After ending the call, I decided I would claim both of Daemon’s VIP seats for tomorrow’s performance. I called Maximillian Zadok, who lived and worked only a few blocks away from the Hamburg, and invited him to the show, too. He accepted my invitation with pleasure. Max had wanted to come sooner, but he’d been unable to get a ticket to the sold-out run. And, well, what with all the groping and pawing my inadequately clad character endured onstage, I’d been a little recalcitrant about securing a seat for him before now.
As I ended the call and returned Leischneude
l’s cell phone to him, we heard Bill, the stage manager, say over the backstage intercom system, “Places for Act One.

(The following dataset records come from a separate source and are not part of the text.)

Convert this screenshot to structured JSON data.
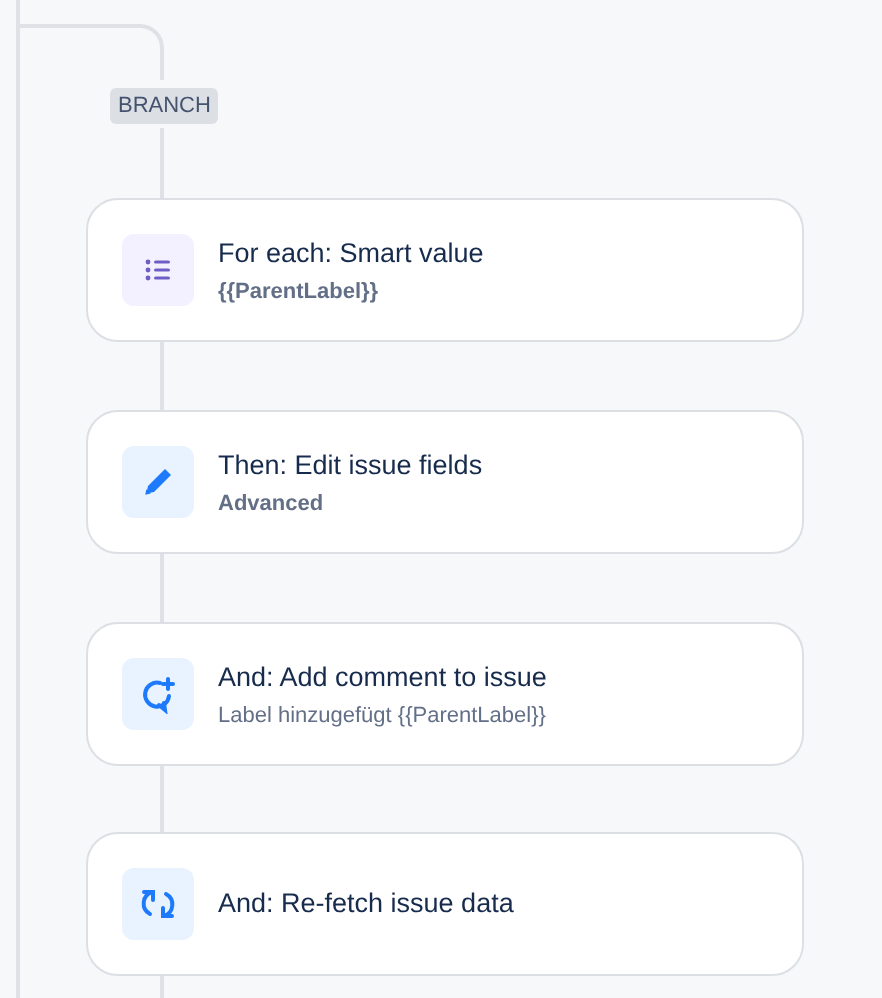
{
  "branch_label": "BRANCH",
  "steps": [
    {
      "kind": "for-each",
      "title": "For each: Smart value",
      "subtitle": "{{ParentLabel}}",
      "subtitle_bold": true
    },
    {
      "kind": "edit",
      "title": "Then: Edit issue fields",
      "subtitle": "Advanced",
      "subtitle_bold": true
    },
    {
      "kind": "comment",
      "title": "And: Add comment to issue",
      "subtitle": "Label hinzugefügt {{ParentLabel}}",
      "subtitle_bold": false
    },
    {
      "kind": "refetch",
      "title": "And: Re-fetch issue data"
    }
  ]
}
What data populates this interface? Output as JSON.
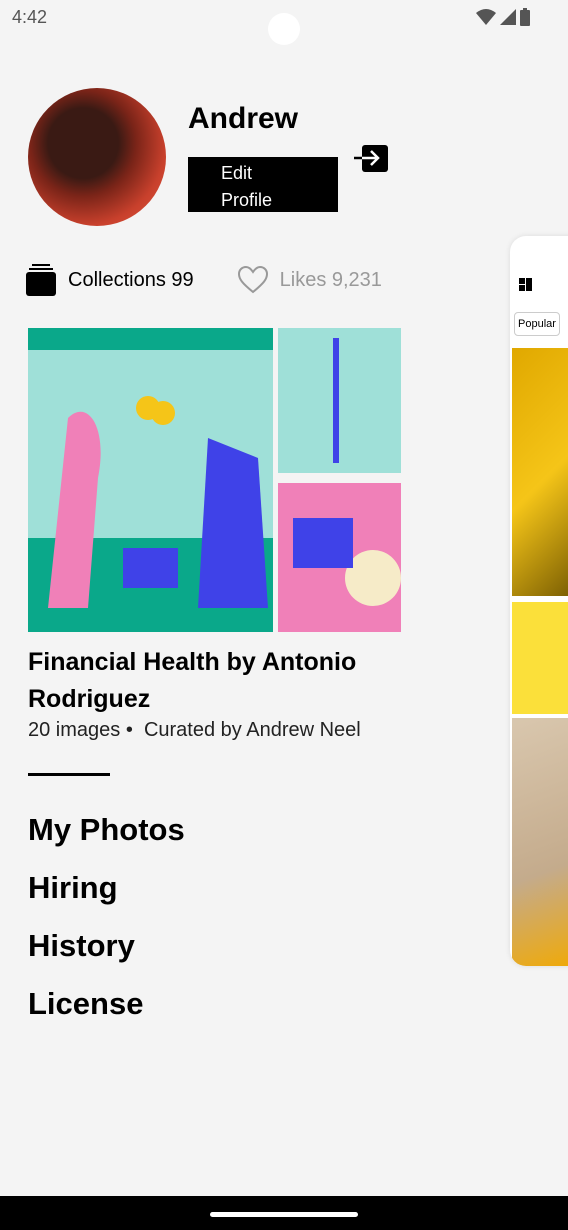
{
  "status": {
    "time": "4:42"
  },
  "profile": {
    "name": "Andrew",
    "edit_label": "Edit Profile",
    "edit_line1": "Edit",
    "edit_line2": "Profile"
  },
  "stats": {
    "collections": "Collections 99",
    "likes": "Likes 9,231"
  },
  "collection": {
    "title": "Financial Health by Antonio Rodriguez",
    "images": "20 images",
    "curator": "Curated by Andrew Neel"
  },
  "menu": [
    "My Photos",
    "Hiring",
    "History",
    "License"
  ],
  "side_panel": {
    "tab": "Popular"
  },
  "colors": {
    "teal": "#0aa88a",
    "blue": "#3f42e8",
    "pink": "#f080b8",
    "yellow": "#f5c518"
  }
}
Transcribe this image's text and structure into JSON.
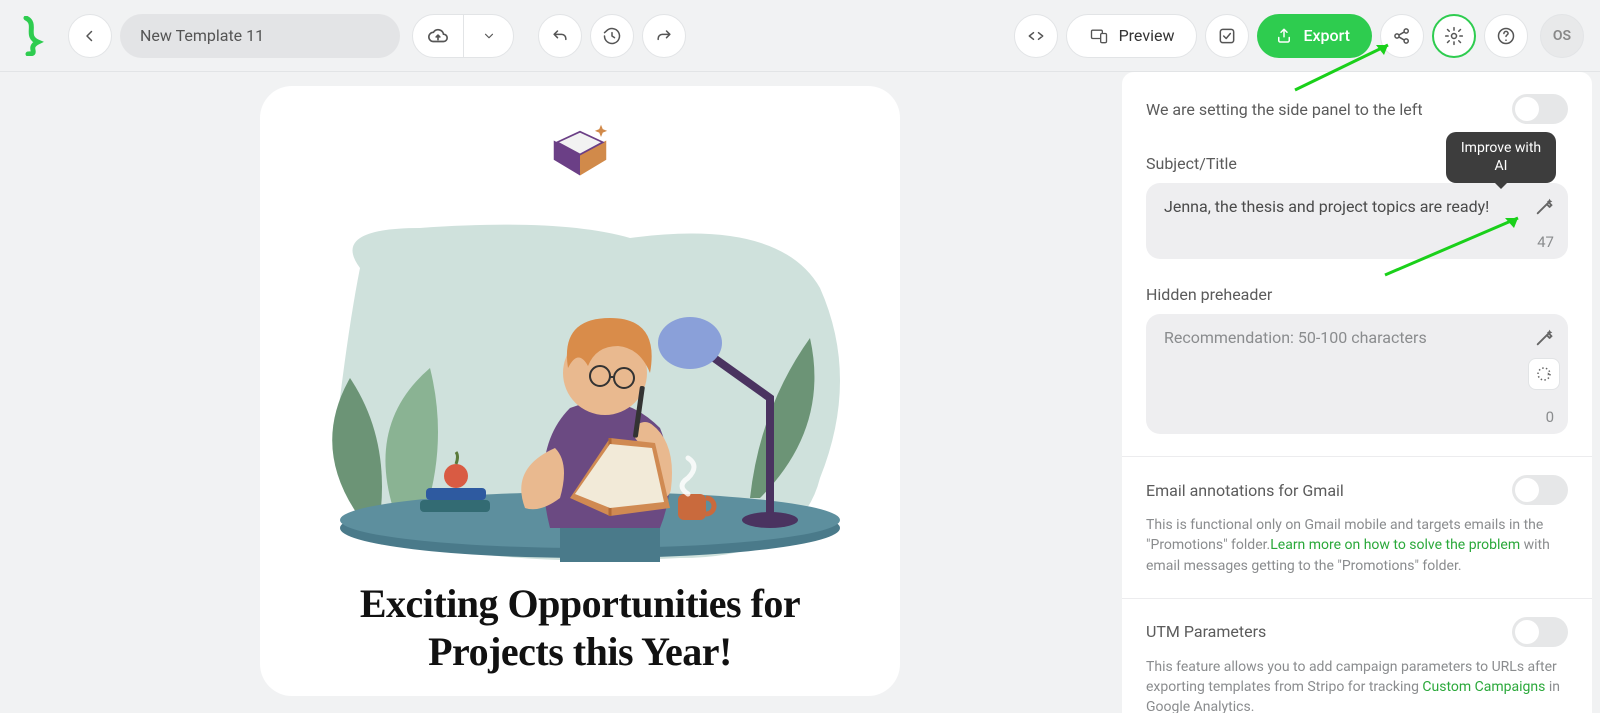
{
  "toolbar": {
    "template_name": "New Template 11",
    "preview_label": "Preview",
    "export_label": "Export",
    "avatar_initials": "OS"
  },
  "canvas": {
    "heading": "Exciting Opportunities for Projects this Year!"
  },
  "panel": {
    "side_panel_left_label": "We are setting the side panel to the left",
    "subject_label": "Subject/Title",
    "subject_value": "Jenna, the thesis and project topics are ready!",
    "subject_count": "47",
    "preheader_label": "Hidden preheader",
    "preheader_placeholder": "Recommendation: 50-100 characters",
    "preheader_count": "0",
    "gmail_annotations_label": "Email annotations for Gmail",
    "gmail_help_1": "This is functional only on Gmail mobile and targets emails in the \"Promotions\" folder.",
    "gmail_help_link": "Learn more on how to solve the problem",
    "gmail_help_2": " with email messages getting to the \"Promotions\" folder.",
    "utm_label": "UTM Parameters",
    "utm_help_1": "This feature allows you to add campaign parameters to URLs after exporting templates from Stripo for tracking ",
    "utm_help_link": "Custom Campaigns",
    "utm_help_2": " in Google Analytics."
  },
  "tooltip": {
    "ai_improve": "Improve with AI"
  },
  "icons": {
    "back": "←",
    "cloud": "☁",
    "chevron_down": "▾",
    "undo": "↶",
    "history": "⟳",
    "redo": "↷",
    "code": "</>",
    "devices": "⧉",
    "checklist": "☑",
    "upload": "⇪",
    "share": "∞",
    "gear": "⚙",
    "help": "?",
    "wand": "✦",
    "spinner": "◌"
  }
}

Curtain in five minutes. Please take your places for Act One.” He sounded depressed.
“That’s us,” said Leischneudel, donning his elegant Regency frock coat as I opened the door to exit the dressing room. He followed me out into the hallway.
He and I opened the show each night. The play’s first scene portrayed the two of us exchanging letters which established that Aubrey was traveling in Europe with the mysterious Lord Ruthven, whom he’d met at a party in London, while Jane managed her brother’s household back in England. Correspondence between the siblings was one of several ways that this stage adaptation restructured Polidori’s story to make it thriftily accommodate a cast of only four people, as well as minimal scene changes.
As we made our way to the wings, Leischneudel asked me about the man whom I had just used his cell phone to invite to tomorrow night’s performance. “Is Max a friend?”
“Yes, a close friend.”
“A potential boyfriend?” he prodded.
Leischneudel had a sweetheart in Pennsylvania whom he usually saw twice a month, and he was eager to improve his income to the point where he felt he could propose marriage to her. I had met Mary Ann briefly a few weeks ago; a nice, level-headed girl, less pretty than Leischneudel and every bit as polite. Happy in love, Leischneudel wanted to see me having a happy love life, too.
However, given the way that had been going this year—I met someone I really liked, then nearly got him killed twice—I had decided to put romance on the shelf for a while.
“No, Max isn’t boyfriend material,” I said. “He’s, uh, more like an eccentric uncle.”
“He’s older?” Leischneudel guessed.
You have no idea.
“Yes,” I said. “A senior citizen, I guess you’d say—though I rarely think of him that way.”
In fact, although he didn’t look a day over 70, Max was closer to 350, thanks to accidentally drinking a mysterious and never-replicated alchemic potion in his twenties—back in the seventeenth century. The elixir hadn’t made him immortal, but it ensured he’d been aging at an unusually slow rate ever since. Fighting Evil for the past three centuries or so had kept him fairly fit, and constant study and extensive travel had expanded his agile (if sometimes befuddled) mind. His courtly manners, however, did not seem to have changed a great deal since the powdered-wig era.